Random matrices with equispaced external source

TL;DR

This paper analyzes Hermitian random matrix models with equispaced external sources, deriving strong asymptotics for associated multiple orthogonal polynomials and their average characteristic polynomials.

Contribution

It introduces a novel analysis of multiple orthogonal polynomials with growing weights via Riemann-Hilbert problems in the context of equispaced external sources.

Findings

Asymptotic formulas for multiple orthogonal polynomials

Characterization of polynomials through Riemann-Hilbert problems

Insights into eigenvalue distributions in large matrices

Abstract

We study Hermitian random matrix models with an external source matrix which has equispaced eigenvalues, and with an external field such that the limiting mean density of eigenvalues is supported on a single interval as the dimension tends to infinity.
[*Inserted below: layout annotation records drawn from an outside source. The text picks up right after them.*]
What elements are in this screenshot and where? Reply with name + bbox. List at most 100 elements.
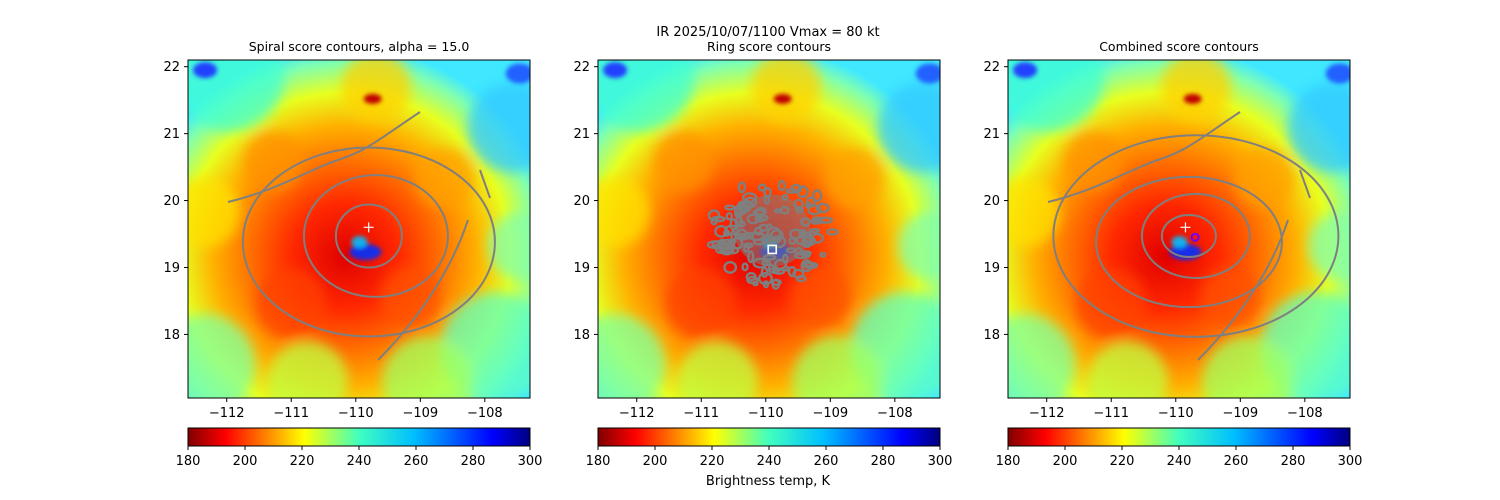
heatmap-image [598, 60, 940, 398]
colorbar-tick-label: 240 [757, 454, 782, 469]
colorbar-tick-label: 240 [347, 454, 372, 469]
center-square-marker [767, 244, 778, 255]
colorbar-tick-label: 180 [996, 454, 1021, 469]
panel-spiral: Spiral score contours, alpha = 15.0 −112 −… [163, 39, 543, 469]
colorbar-label: Brightness temp, K [706, 474, 831, 489]
ring-contour-fill [734, 194, 811, 267]
panel-combined: Combined score contours −112 −111 −110 −109 −… [983, 39, 1363, 469]
y-tick-label: 19 [163, 261, 180, 276]
ring-contour [757, 183, 767, 192]
x-tick-label: −108 [1287, 406, 1323, 421]
ring-contour [724, 204, 736, 211]
center-circle-marker [1190, 232, 1200, 242]
colorbar-tick-label: 220 [700, 454, 725, 469]
x-tick-label: −112 [1029, 406, 1065, 421]
contour-arm [1197, 219, 1289, 361]
colorbar-tick-label: 240 [1167, 454, 1192, 469]
colorbar-tick-label: 260 [814, 454, 839, 469]
y-tick-label: 20 [983, 194, 1000, 209]
x-tick-label: −109 [1222, 406, 1258, 421]
contour-ring [1052, 134, 1340, 338]
ring-contour [792, 268, 805, 279]
figure-suptitle: IR 2025/10/07/1100 Vmax = 80 kt [656, 25, 879, 40]
colorbar-tick-label: 200 [1053, 454, 1078, 469]
contour-ring [1160, 214, 1217, 259]
x-tick-label: −108 [877, 406, 913, 421]
y-tick-label: 21 [163, 127, 180, 142]
ring-contour [714, 225, 729, 238]
contour-arm [1047, 111, 1241, 203]
axes-frame [187, 59, 531, 399]
x-tick-label: −111 [683, 406, 719, 421]
contour-arm [377, 219, 469, 361]
colorbar-tick-label: 300 [518, 454, 543, 469]
colorbar-tick-label: 300 [1338, 454, 1363, 469]
ring-contour [762, 280, 770, 289]
cloud-texture [188, 60, 530, 398]
x-tick-label: −110 [748, 406, 784, 421]
ring-contour [752, 280, 759, 287]
ring-contour [800, 259, 813, 273]
ring-contour [811, 216, 818, 225]
y-tick-label: 22 [573, 60, 590, 75]
heatmap-image [1008, 60, 1350, 398]
colorbar-tick-label: 180 [586, 454, 611, 469]
contour-lines [1047, 111, 1340, 361]
y-tick-label: 18 [983, 328, 1000, 343]
ring-contour [710, 217, 718, 226]
contour-lines [227, 111, 496, 361]
y-tick-label: 20 [163, 194, 180, 209]
colorbar-tick-label: 280 [1281, 454, 1306, 469]
ring-contour [777, 180, 786, 192]
panel-title: Spiral score contours, alpha = 15.0 [249, 39, 470, 54]
y-tick-label: 18 [573, 328, 590, 343]
colorbar-tick-label: 260 [1224, 454, 1249, 469]
contour-arm [1299, 169, 1311, 199]
x-tick-label: −111 [273, 406, 309, 421]
x-tick-label: −108 [467, 406, 503, 421]
contour-ring [302, 174, 449, 298]
ring-contour [826, 228, 839, 236]
x-tick-label: −112 [209, 406, 245, 421]
panel-ring: Ring score contours −112 −111 −110 −109 −108 1… [573, 39, 953, 469]
x-tick-label: −111 [1093, 406, 1129, 421]
ring-contour [812, 189, 823, 203]
colorbar-tick-label: 220 [1110, 454, 1135, 469]
ring-contour [745, 271, 757, 282]
ring-contour [737, 181, 747, 194]
ring-contour [813, 216, 824, 225]
heatmap-image [188, 60, 530, 398]
ring-contour [725, 212, 734, 221]
ring-contour [817, 216, 834, 224]
x-tick-label: −112 [619, 406, 655, 421]
contour-arm [227, 111, 421, 203]
colorbar-tick-label: 300 [928, 454, 953, 469]
ring-contour [719, 247, 734, 254]
ring-contour [760, 266, 769, 278]
cold-spots [193, 62, 530, 261]
cloud-texture [1008, 60, 1350, 398]
ring-contour [741, 262, 749, 272]
y-tick-label: 22 [163, 60, 180, 75]
y-tick-label: 20 [573, 194, 590, 209]
contour-ring [334, 203, 403, 269]
ring-contour [805, 196, 816, 208]
colorbar-tick-label: 200 [233, 454, 258, 469]
ring-contour [785, 188, 797, 194]
colorbar-tick-label: 220 [290, 454, 315, 469]
colorbar-tick-label: 280 [461, 454, 486, 469]
ring-contour [757, 271, 773, 286]
ring-contour [707, 209, 721, 222]
ring-contour [809, 227, 821, 234]
colorbar-tick-label: 200 [643, 454, 668, 469]
colorbar-tick-label: 180 [176, 454, 201, 469]
ring-contour [723, 261, 738, 274]
colorbar-tick-label: 280 [871, 454, 896, 469]
y-tick-label: 19 [573, 261, 590, 276]
ring-contour [796, 185, 809, 199]
ring-contour [815, 202, 830, 214]
axes-frame [1007, 59, 1351, 399]
panel-title: Combined score contours [1099, 39, 1259, 54]
y-tick-label: 22 [983, 60, 1000, 75]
We obtain strong asymptotics for the multiple orthogonal polynomials associated to these models, and as a consequence for the average characteristic polynomials. One feature of the multiple orthogonal polynomials analyzed in this paper is that the number of orthogonality weights of the polynomials grows with the degree. Nevertheless we are able to characterize them in terms of a pair of 2 x 1 vector-valued Riemann-Hilbert problems, and to perform an asymptotic analysis of the Riemann-Hilbert problems.